A HS2 construction site is being used as the test-bed for a new ground-monitoring technique that combines mesh wiring with fibre-optic cables.
Because the fibre-optic cables can sense the smallest ground movements, it is thought the technology could help prevent land slips and detect the formation of sink holes.
The implications have the potential to be “far-reaching”, with the prospect of huge savings in maintaining HS2 embankments and railway cuttings, as well as wider railway and road networks.
Under a collaborative programme at HS2’s Chilterns tunnel south portal site, the University of Cambridge’s Centre for Smart Infrastructure & Construction (CSIC) and geosynthetics manufacturer Huesker teamed up to create Sensorgrid, a standard ground-stabilising mesh woven with fibre-optic cables.
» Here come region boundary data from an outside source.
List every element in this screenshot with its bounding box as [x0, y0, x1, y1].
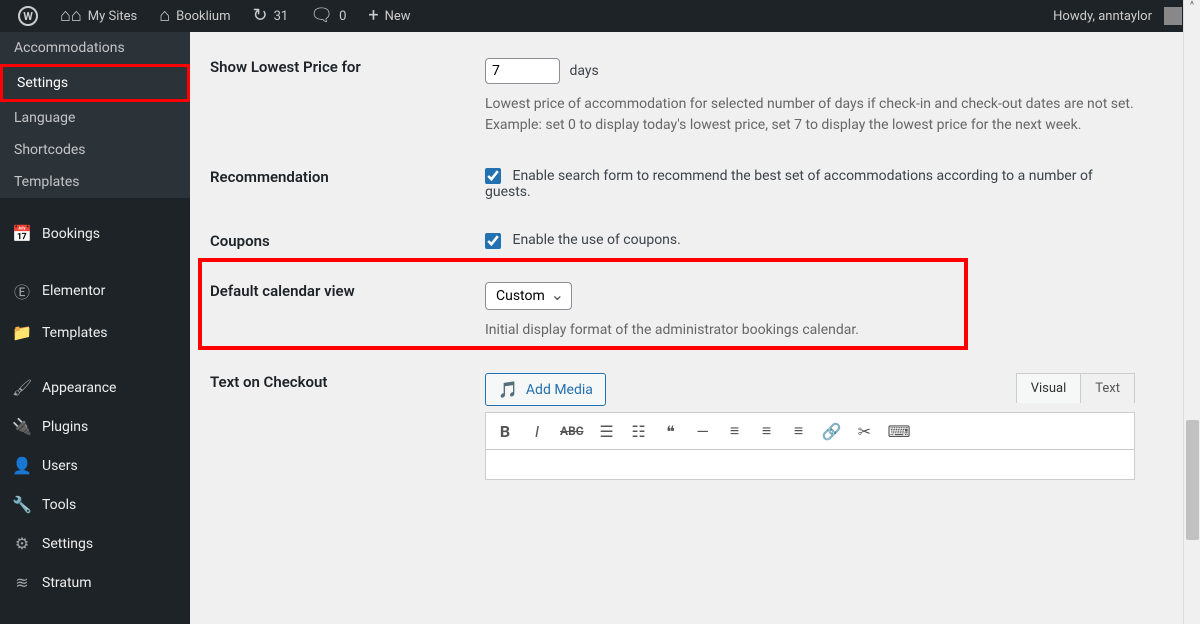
submenu-settings[interactable]: Settings [3, 67, 187, 99]
quote-button[interactable]: ❝ [662, 422, 680, 441]
user-icon: 👤 [12, 456, 32, 475]
menu-settings[interactable]: ⚙Settings [0, 524, 190, 563]
plug-icon: 🔌 [12, 417, 32, 436]
align-center-button[interactable]: ≡ [758, 421, 776, 441]
recommendation-checkbox[interactable] [485, 168, 501, 184]
bold-button[interactable]: B [496, 422, 514, 441]
submenu-templates[interactable]: Templates [0, 166, 190, 198]
checkout-text-label: Text on Checkout [210, 373, 485, 480]
recommendation-text: Enable search form to recommend the best… [485, 168, 1093, 200]
submenu-accommodations[interactable]: Accommodations [0, 32, 190, 64]
sliders-icon: ⚙ [12, 534, 32, 553]
lowest-price-label: Show Lowest Price for [210, 58, 485, 136]
recommendation-label: Recommendation [210, 168, 485, 200]
calendar-view-select[interactable]: Custom [485, 282, 572, 310]
hr-button[interactable]: — [694, 422, 712, 441]
menu-stratum[interactable]: ≋Stratum [0, 563, 190, 602]
stratum-icon: ≋ [12, 573, 32, 592]
submenu-language[interactable]: Language [0, 102, 190, 134]
scroll-up-icon[interactable]: ^ [1184, 0, 1200, 11]
lowest-price-unit: days [569, 63, 598, 79]
refresh-icon: ↻ [253, 7, 268, 25]
strike-button[interactable]: ABC [560, 424, 584, 438]
calendar-view-label: Default calendar view [210, 282, 485, 341]
home-icon: ⌂ [159, 7, 170, 25]
coupons-checkbox[interactable] [485, 233, 501, 249]
scrollbar[interactable]: ^ [1183, 0, 1200, 624]
brush-icon: 🖌 [12, 378, 32, 397]
lowest-price-desc: Lowest price of accommodation for select… [485, 94, 1135, 136]
unlink-button[interactable]: ✂ [856, 422, 874, 441]
submenu-shortcodes[interactable]: Shortcodes [0, 134, 190, 166]
folder-icon: 📁 [12, 323, 32, 342]
elementor-icon: Ⓔ [12, 279, 32, 303]
menu-appearance[interactable]: 🖌Appearance [0, 368, 190, 407]
tab-visual[interactable]: Visual [1016, 373, 1082, 403]
new-content-link[interactable]: +New [358, 0, 420, 32]
menu-tools[interactable]: 🔧Tools [0, 485, 190, 524]
admin-sidebar: Accommodations Settings Language Shortco… [0, 32, 190, 624]
comment-icon: 🗨 [310, 7, 333, 25]
align-right-button[interactable]: ≡ [790, 421, 808, 441]
updates-link[interactable]: ↻31 [243, 0, 299, 32]
more-button[interactable]: ⌨ [888, 422, 911, 441]
my-sites-link[interactable]: ⌂⌂My Sites [50, 0, 147, 32]
site-name-link[interactable]: ⌂Booklium [149, 0, 240, 32]
ol-button[interactable]: ☷ [630, 422, 648, 441]
link-button[interactable]: 🔗 [822, 422, 842, 441]
ul-button[interactable]: ☰ [598, 422, 616, 441]
admin-bar: W ⌂⌂My Sites ⌂Booklium ↻31 🗨0 +New Howdy… [0, 0, 1200, 32]
plus-icon: + [368, 7, 378, 25]
lowest-price-input[interactable] [485, 58, 560, 84]
menu-users[interactable]: 👤Users [0, 446, 190, 485]
coupons-text: Enable the use of coupons. [512, 232, 680, 248]
calendar-icon: 📅 [12, 224, 32, 243]
tab-text[interactable]: Text [1080, 373, 1135, 403]
settings-content: Show Lowest Price for days Lowest price … [190, 32, 1200, 624]
menu-templates[interactable]: 📁Templates [0, 313, 190, 352]
calendar-view-desc: Initial display format of the administra… [485, 320, 1135, 341]
italic-button[interactable]: I [528, 422, 546, 441]
menu-plugins[interactable]: 🔌Plugins [0, 407, 190, 446]
wrench-icon: 🔧 [12, 495, 32, 514]
add-media-button[interactable]: 🎵 Add Media [485, 373, 606, 406]
wp-logo[interactable]: W [8, 0, 48, 32]
editor-toolbar: B I ABC ☰ ☷ ❝ — ≡ ≡ ≡ 🔗 ✂ ⌨ [485, 412, 1135, 450]
avatar [1164, 7, 1182, 25]
scrollbar-thumb[interactable] [1186, 420, 1199, 540]
media-icon: 🎵 [498, 380, 518, 399]
home-icon: ⌂⌂ [60, 7, 82, 25]
submenu: Accommodations Settings Language Shortco… [0, 32, 190, 198]
editor-body[interactable] [485, 450, 1135, 480]
comments-link[interactable]: 🗨0 [300, 0, 356, 32]
align-left-button[interactable]: ≡ [726, 421, 744, 441]
menu-elementor[interactable]: ⒺElementor [0, 269, 190, 313]
coupons-label: Coupons [210, 232, 485, 250]
menu-bookings[interactable]: 📅Bookings [0, 214, 190, 253]
account-link[interactable]: Howdy, anntaylor [1043, 0, 1192, 32]
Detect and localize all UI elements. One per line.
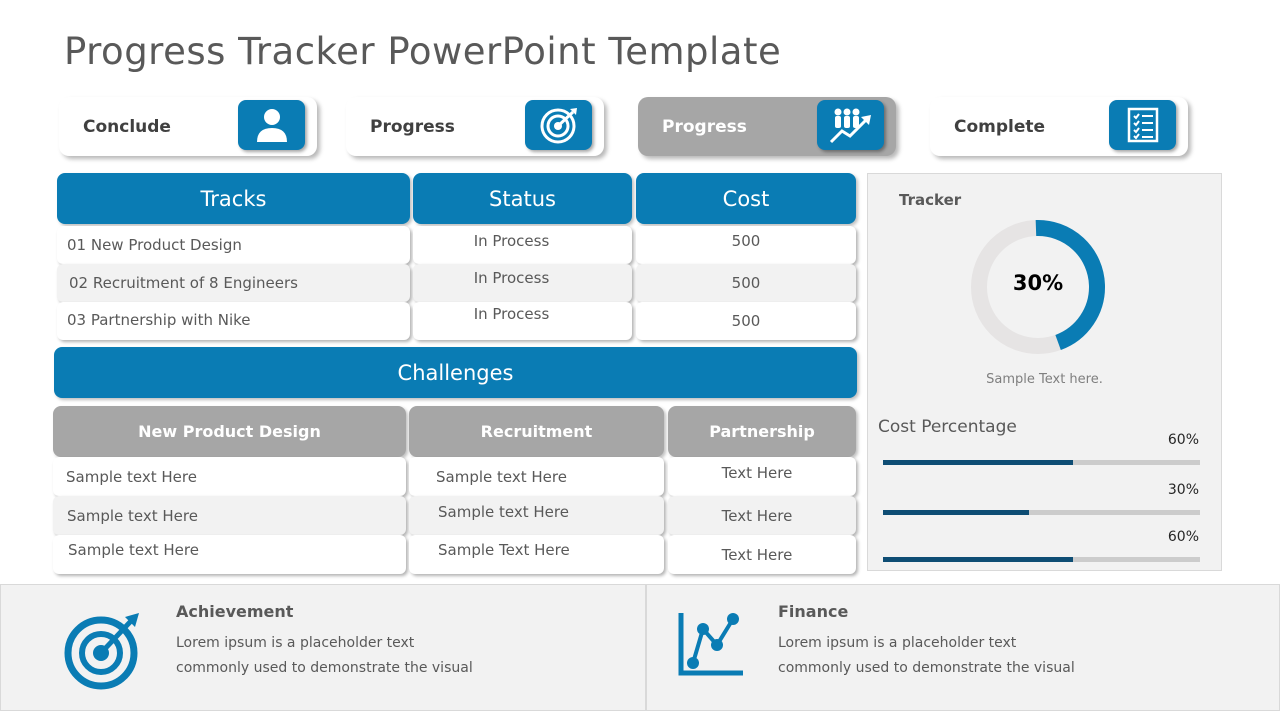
footer-text-line: commonly used to demonstrate the visual [176,660,473,676]
footer-title: Finance [778,602,849,621]
bar-percent-label: 60% [1167,529,1199,545]
challenge-cell: Sample text Here [53,535,406,574]
progress-bar [883,557,1200,562]
stage-card-conclude[interactable]: Conclude [59,97,317,156]
stage-label: Conclude [83,116,171,137]
target-arrow-icon [64,613,139,690]
stage-card-progress-2[interactable]: Progress [638,97,896,156]
cost-percentage-title: Cost Percentage [878,417,1017,437]
footer-text-line: Lorem ipsum is a placeholder text [176,635,415,651]
bar-percent-label: 60% [1167,432,1199,448]
progress-bar-fill [883,460,1074,465]
footer-title: Achievement [176,602,294,621]
stage-label: Progress [662,116,747,137]
progress-bar-fill [883,557,1074,562]
progress-percent: 30% [1012,271,1064,295]
stage-card-progress-1[interactable]: Progress [346,97,604,156]
stage-label: Complete [954,116,1046,137]
column-header-tracks: Tracks [57,173,410,224]
progress-bar [883,510,1200,515]
progress-bar [883,460,1200,465]
challenge-cell: Sample text Here [53,457,406,496]
challenge-cell: Sample text Here [409,457,664,496]
track-cost: 500 [636,264,856,302]
track-cost: 500 [636,226,856,264]
challenges-header: Challenges [54,347,857,398]
challenge-header-product: New Product Design [53,406,406,457]
challenge-cell: Text Here [668,457,856,496]
challenge-cell: Text Here [668,535,856,574]
stage-card-complete[interactable]: Complete [930,97,1188,156]
footer-text-line: Lorem ipsum is a placeholder text [778,635,1017,651]
challenge-cell: Sample text Here [53,496,406,535]
target-icon [525,100,592,150]
team-growth-icon [817,100,884,150]
track-status: In Process [413,302,632,340]
column-header-status: Status [413,173,632,224]
stage-label: Progress [370,116,455,137]
challenge-cell: Text Here [668,496,856,535]
person-icon [238,100,305,150]
challenge-cell: Sample text Here [409,496,664,535]
tracker-caption: Sample Text here. [986,372,1103,387]
track-status: In Process [413,264,632,302]
footer-card-finance: Finance Lorem ipsum is a placeholder tex… [646,584,1280,711]
checklist-icon [1109,100,1176,150]
bar-percent-label: 30% [1167,482,1199,498]
challenge-cell: Sample Text Here [409,535,664,574]
progress-bar-fill [883,510,1029,515]
challenge-header-partnership: Partnership [668,406,856,457]
footer-text-line: commonly used to demonstrate the visual [778,660,1075,676]
tracker-panel: Tracker 30% Sample Text here. Cost Perce… [867,173,1222,571]
track-name: 02 Recruitment of 8 Engineers [57,264,410,302]
track-name: 03 Partnership with Nike [57,302,410,340]
tracker-title: Tracker [899,191,962,209]
track-cost: 500 [636,302,856,340]
challenge-header-recruitment: Recruitment [409,406,664,457]
track-name: 01 New Product Design [57,226,410,264]
column-header-cost: Cost [636,173,856,224]
line-chart-icon [678,613,743,676]
page-title: Progress Tracker PowerPoint Template [64,30,782,73]
track-status: In Process [413,226,632,264]
footer-card-achievement: Achievement Lorem ipsum is a placeholder… [0,584,646,711]
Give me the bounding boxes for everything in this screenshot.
The team – which also included HS2 contractor Align and infrastructure monitoring specialist Epsimon – dug a test pit at the site to trial the smart grid technology by simulating ground movement.
Heavy-duty water-filled bags were laid in the base of the pit, sections of Sensorgrid were laid over it, and then buried.
Monitoring equipment then generated pulses of light that travelled through the cables.
To simulate ground movement, water was released from the bags, causing the weight of the ground above to move and strain the mesh, which in turn causes a change in characteristics of the light pulsing through it.
The team estimates that preventive action enabled by Sensorgrid would cost a tenth of what it would cost to repair ground that has failed.
The technology is now undergoing a full-scale live trial at HS2’s South Portal site.
Two kilometres of Sensorgrid has been incorporated into a cutting for the railway, with the technology set to provide continuous data to the monitoring team over the next two years.
Commenting on the initiative, HS2 Ltd innovation manager Rob Cairns said: “Sensorgrid is a great example of how we’re leveraging HS2’s size and scale to draw on British expertise to develop a technology and demonstrate its innovative capability in the early stages of construction.
“This will act as a test bed for proving out significant benefit to the operational railway, with long term benefits in bolstering the resilience of the UK’s transport network.”
Align innovation manager Nick Podevyn added: “A lot of hard work has gone into this innovation, which has been in incubation for more than a year.
“It has been an exemplar of open collaboration and working as one team to deliver the solution.”